Most available agricultural robots use four-wheel drive locomotion, even though the performance of wheeled robots may be negatively affected by certain aspects of the local terrain, such as branches and rocks.
Increasing the production and usage of legged robots could help to address this issue, as legged robots can adjust their posture according to the slope of the terrain, allowing them to navigate across uneven ground and access areas that may be difficult for wheeled robots to reach.
Computer vision also plays a crucial role in the functioning of many robots, allowing them to complete tasks such as detecting and removing weeds. Further development of computer vision algorithms is needed to optimize robot vision systems for operation on low-cost devices and enable them to adapt to daily changes in ambient lighting and seasonal changes.
It is also important to consider the quality of robot sensors. RGB cameras are the most commonly used sensors on agricultural robots and can provide farmers with a lot of information but at a high financial cost.
The development of low-cost sensors with high Ingress Protection, which can operate in the presence of dust, as well as at a wide range of temperatures and humidity levels, would greatly improve robot performance and help to reduce the up-front cost of robots, which acts as a barrier to adoption for many farmers.
Finally, future development of agricultural robotics should focus on further enhancing connectivity between individual robots. Streamlining the process of real-time data sharing through continued advancement of Internet of Things technology will enable more efficient control and monitoring of activities across entire farms and optimize overall robot performance.
Sources:
- Oliveira, L.F., Moreira, A.P. and Silva, M.F. (2021). Advances in agriculture robotics: a state-of-the-art review and challenges ahead.
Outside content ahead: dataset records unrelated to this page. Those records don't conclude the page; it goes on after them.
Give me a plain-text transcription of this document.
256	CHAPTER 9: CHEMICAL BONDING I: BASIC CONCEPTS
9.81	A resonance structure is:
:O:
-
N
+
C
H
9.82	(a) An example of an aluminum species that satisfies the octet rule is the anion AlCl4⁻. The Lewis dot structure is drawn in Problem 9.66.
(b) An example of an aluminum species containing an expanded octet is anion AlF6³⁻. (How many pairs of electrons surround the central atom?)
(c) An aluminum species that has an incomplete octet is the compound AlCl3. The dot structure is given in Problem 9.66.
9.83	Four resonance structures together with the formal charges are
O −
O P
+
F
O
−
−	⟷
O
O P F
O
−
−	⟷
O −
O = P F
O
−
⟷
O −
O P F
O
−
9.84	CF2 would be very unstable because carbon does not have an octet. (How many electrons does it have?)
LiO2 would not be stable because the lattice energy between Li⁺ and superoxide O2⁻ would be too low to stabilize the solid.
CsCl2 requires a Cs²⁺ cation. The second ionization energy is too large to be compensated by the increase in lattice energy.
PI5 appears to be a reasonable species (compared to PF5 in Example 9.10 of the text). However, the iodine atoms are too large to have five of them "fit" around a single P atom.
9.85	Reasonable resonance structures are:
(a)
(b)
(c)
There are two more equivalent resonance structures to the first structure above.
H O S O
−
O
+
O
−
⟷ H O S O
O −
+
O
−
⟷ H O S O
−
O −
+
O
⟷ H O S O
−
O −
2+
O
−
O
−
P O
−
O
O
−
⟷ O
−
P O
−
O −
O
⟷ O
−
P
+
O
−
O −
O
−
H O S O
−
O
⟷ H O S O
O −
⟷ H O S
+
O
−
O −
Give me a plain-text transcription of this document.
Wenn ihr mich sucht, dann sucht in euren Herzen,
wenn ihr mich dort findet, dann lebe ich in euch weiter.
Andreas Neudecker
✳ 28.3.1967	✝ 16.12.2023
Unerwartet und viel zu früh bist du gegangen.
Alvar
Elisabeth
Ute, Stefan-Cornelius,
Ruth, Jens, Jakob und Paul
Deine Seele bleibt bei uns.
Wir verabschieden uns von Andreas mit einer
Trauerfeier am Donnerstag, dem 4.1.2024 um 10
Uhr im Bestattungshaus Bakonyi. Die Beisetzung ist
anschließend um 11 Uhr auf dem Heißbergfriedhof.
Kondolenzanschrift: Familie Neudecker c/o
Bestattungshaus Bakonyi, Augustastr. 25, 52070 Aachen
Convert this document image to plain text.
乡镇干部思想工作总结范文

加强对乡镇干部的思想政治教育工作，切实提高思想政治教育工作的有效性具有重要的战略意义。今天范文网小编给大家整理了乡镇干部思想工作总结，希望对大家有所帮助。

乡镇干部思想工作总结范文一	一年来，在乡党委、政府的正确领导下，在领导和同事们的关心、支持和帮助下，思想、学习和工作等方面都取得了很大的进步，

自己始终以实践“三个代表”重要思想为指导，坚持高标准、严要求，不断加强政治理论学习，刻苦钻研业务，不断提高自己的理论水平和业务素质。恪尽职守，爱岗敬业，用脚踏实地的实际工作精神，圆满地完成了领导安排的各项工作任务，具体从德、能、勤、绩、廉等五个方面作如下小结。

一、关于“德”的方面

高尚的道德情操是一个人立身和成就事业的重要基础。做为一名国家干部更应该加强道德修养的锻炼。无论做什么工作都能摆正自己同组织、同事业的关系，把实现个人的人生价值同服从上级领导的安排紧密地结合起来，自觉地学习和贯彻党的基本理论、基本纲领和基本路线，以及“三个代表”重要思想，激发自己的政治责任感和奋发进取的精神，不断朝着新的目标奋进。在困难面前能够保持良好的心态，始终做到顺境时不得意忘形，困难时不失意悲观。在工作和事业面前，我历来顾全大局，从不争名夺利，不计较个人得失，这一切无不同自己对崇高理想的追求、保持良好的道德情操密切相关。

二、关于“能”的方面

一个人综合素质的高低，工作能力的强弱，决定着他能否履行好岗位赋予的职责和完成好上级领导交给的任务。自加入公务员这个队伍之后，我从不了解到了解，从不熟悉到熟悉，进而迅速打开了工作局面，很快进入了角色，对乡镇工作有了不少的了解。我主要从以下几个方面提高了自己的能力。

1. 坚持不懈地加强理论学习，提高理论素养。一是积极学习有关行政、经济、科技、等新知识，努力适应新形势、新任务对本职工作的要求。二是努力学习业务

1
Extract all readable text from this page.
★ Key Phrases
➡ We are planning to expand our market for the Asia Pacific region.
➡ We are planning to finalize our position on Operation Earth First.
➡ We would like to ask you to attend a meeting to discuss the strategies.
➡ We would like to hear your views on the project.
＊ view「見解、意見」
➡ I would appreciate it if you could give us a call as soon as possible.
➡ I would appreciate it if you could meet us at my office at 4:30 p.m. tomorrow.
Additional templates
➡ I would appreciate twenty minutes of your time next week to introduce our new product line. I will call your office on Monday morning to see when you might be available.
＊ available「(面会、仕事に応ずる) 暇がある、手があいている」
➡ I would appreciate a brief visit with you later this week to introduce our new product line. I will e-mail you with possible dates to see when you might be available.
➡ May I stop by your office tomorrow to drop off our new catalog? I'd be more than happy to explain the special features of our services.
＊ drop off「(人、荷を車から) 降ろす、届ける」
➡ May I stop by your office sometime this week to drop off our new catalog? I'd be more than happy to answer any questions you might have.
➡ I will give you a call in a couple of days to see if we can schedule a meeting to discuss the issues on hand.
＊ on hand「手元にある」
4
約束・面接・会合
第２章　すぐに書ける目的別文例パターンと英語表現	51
Robotics, 10(2), p.52. https://doi.org/10.3390/robotics10020052
- Rose, D.C., Lyon, J., de Boon, A., Hanheide, M. and Pearson, S. (2021). Responsible development of autonomous robotics in agriculture. Nature Food, 2(5), pp.306-309. https://doi.org/10.1038/s43016-021-00287-9
- Pearson, S., Camacho-Villa, T.C., Valluru, R., Gaju, O., Rai, M.C., Gould, I., Brewer, S. and Sklar, E. (2022). Robotics and Autonomous Systems for Net Zero Agriculture. Current Robotics Reports, pp.1-8. https://doi.org/10.1007/s43154-022-00077-6
- Tarannum, N., Rhaman, M.K., Khan, S.A. and Shakil, S.R. (2015). A brief overview and systematic approach for using agricultural robot in developing countries. Journal of Modern Science and Technology, 3, pp.88-101.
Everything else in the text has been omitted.